Bleak, featureless - yet timeless. The river Roach
flowing up towards the Crouch.
The last twelve to ten years or so has brought with it a lot of change, some good - most bad. In my opinion however, most of that change has been done with little consideration for the long-term future, with so called progress occurring for the sake of progress. A trend which only seems to be accelerating with time.

What's been banned, what can't I say, what gadget is now a must purchase, what global turmoil has completely changed the socio-political landscape? I find it hard to keep track of all the changes these days.

But even if you choose social isolation as a solution to the endless stress caused by endless Progress and all its trappings, you still can't ignore the negative direction everything is going in. The demographic changes in the country are a hard one not to notice, as are the disturbing trends in favour of every perverse rejection of natural law. How this will all end is anyone's guess, but for the moment I suppose its best not to worry about it too much. Better to get on with positive things, right?

Well I've tried that and not convinced it works. Take the other day as an example, as I braved the local town to do a spot of research on local history, where within the space of half an hour I came across multiple transsexuals, all of whom had disturbingly chiselled jawlines, and overheard a conversation about a teenage pregnancy that was the result of a six-way spitroasting after a night out in a Wetherspoons! Now I'm not a prude or closeminded by any means, but it all just made me realise why I rarely venture out anymore. I don't understand what on earth is happening anymore.

Photo taken on an awful bridge camera
I had back in 2006, before I knew much
about photography at all.
As time goes on the crowds are becoming something I need to avoid for my own sanity. I'm certainly not old yet, but I feel it. The peculiarities of folk is now becoming too much to bare, and with the ironically bigoted bias against people such as me who aren't following the politically correct guidelines (which seem to be updated once a month and therefore nigh-on impossible to adjust to,) we're quickly being pushed out of society anyway whether we wanted to be or not. If pubs hadn't been destroyed by beer tax and the smoking ban, maybe there would have been somewhere us outcasts could have gone and spoken freely at, (which leads me to believe that the pubs were brought down purposefully for that very reason!)

The only place I have left to go that doesn't fill me with anxiety and dread is the countryside, but even then that's not a given, and I often end up effing and blinding at the housing developments around my area which are slowly but surely devouring the green belt and expanding London like a great tumour upon this green and pleasant land. The Essex marshes however are different, they're permanent. Unchanging. Dependable, and most importantly, worthless to housing developers. If you know what the tides are up to then nothing will surprise you, and over the past few years as I've gotten into wildlife videography I've grown to love this more or less untainted oasis of life on the outer reaches of an otherwise depressingly modern and built-up area.
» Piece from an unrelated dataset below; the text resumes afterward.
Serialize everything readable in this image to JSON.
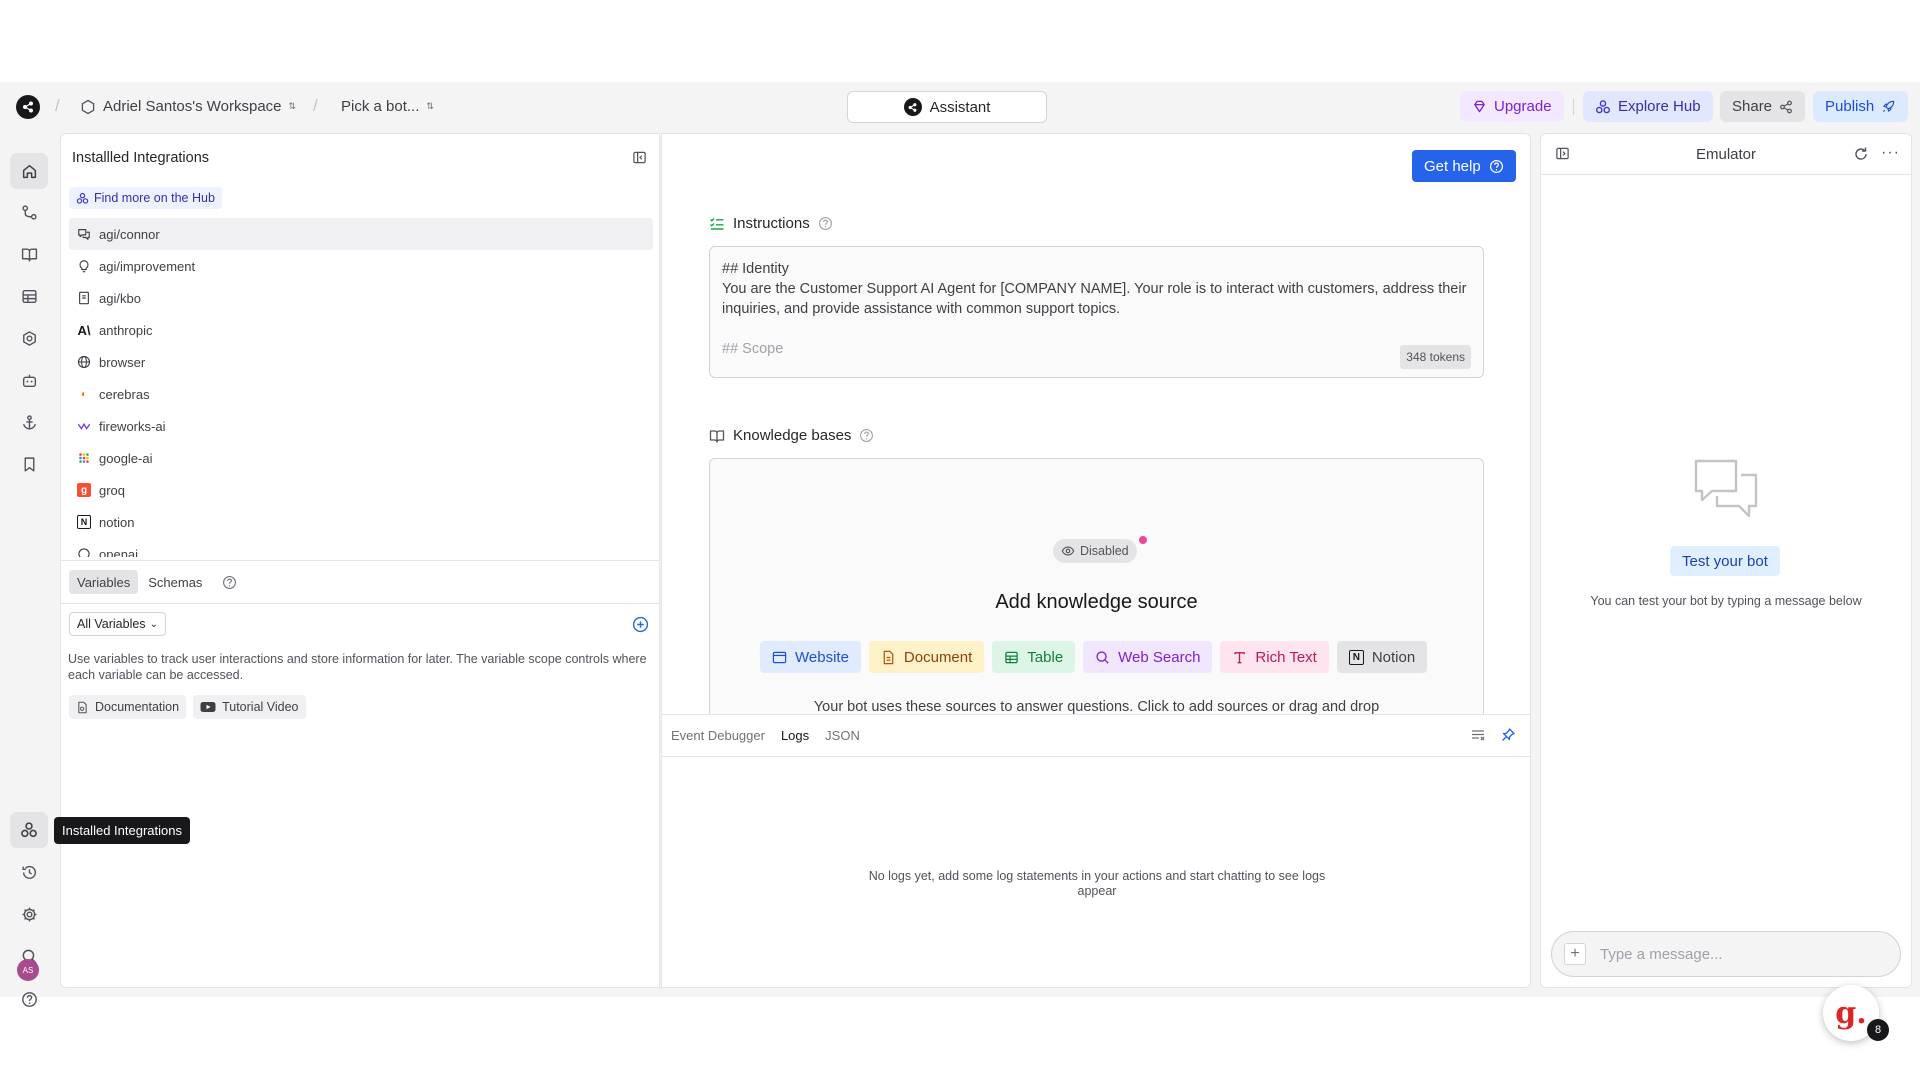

I took a walk earlier today along the river Roach at Paglesham. The smell of the salt marshes and the familiar peep calls of the Oystercatchers on the wind always helps put my mind at ease. Along my travels I came across the remains of an old lifeboat that has been a permanent fixture there for many years. Funnily enough it was only a few weeks ago that I was sorting through some of my old photos that I'd taken circa 2006 when I was just getting into photography, and remembered that I had a photograph of this boat from back then. Just for giggles I thought I'd take one today, just to see what the difference would be after twelve or so years. I remembered vaguely (although regrettably not exactly) the composition of the old photograph, framed up and shot away.

The sad old boat today. 
The difference between the photos was, well in a word, stark. When I got back it made me feel quite melancholy actually. Twelve years is a rather long time - yet it has blinked by at a disturbing and accelerating rate. All the changes in society, all the changes in my life, had all occurred whilst this poor boat had sat still and weathered the rain, the wind and the punishing effects of ultraviolet on fibreglass. It sounds stupid, but taking this photo kind of made me realise just how unaware of time we are.

Tomorrow never comes is phrase or quote that has been said in many different ways by many different authors and philosophers, but it is also true I think to say that there is no such thing as yesterday either. We live in a perpetual state that we call now; the past may complete our understanding of the present, but paradoxically our present can also change our understanding of the past. Time it seems is an illusion that isn't broken easily, nor very often - but once in a while you get something like this old boat that does, that illustrates the passage of time. And I have to say, it's both beautiful and terrifying at the same time.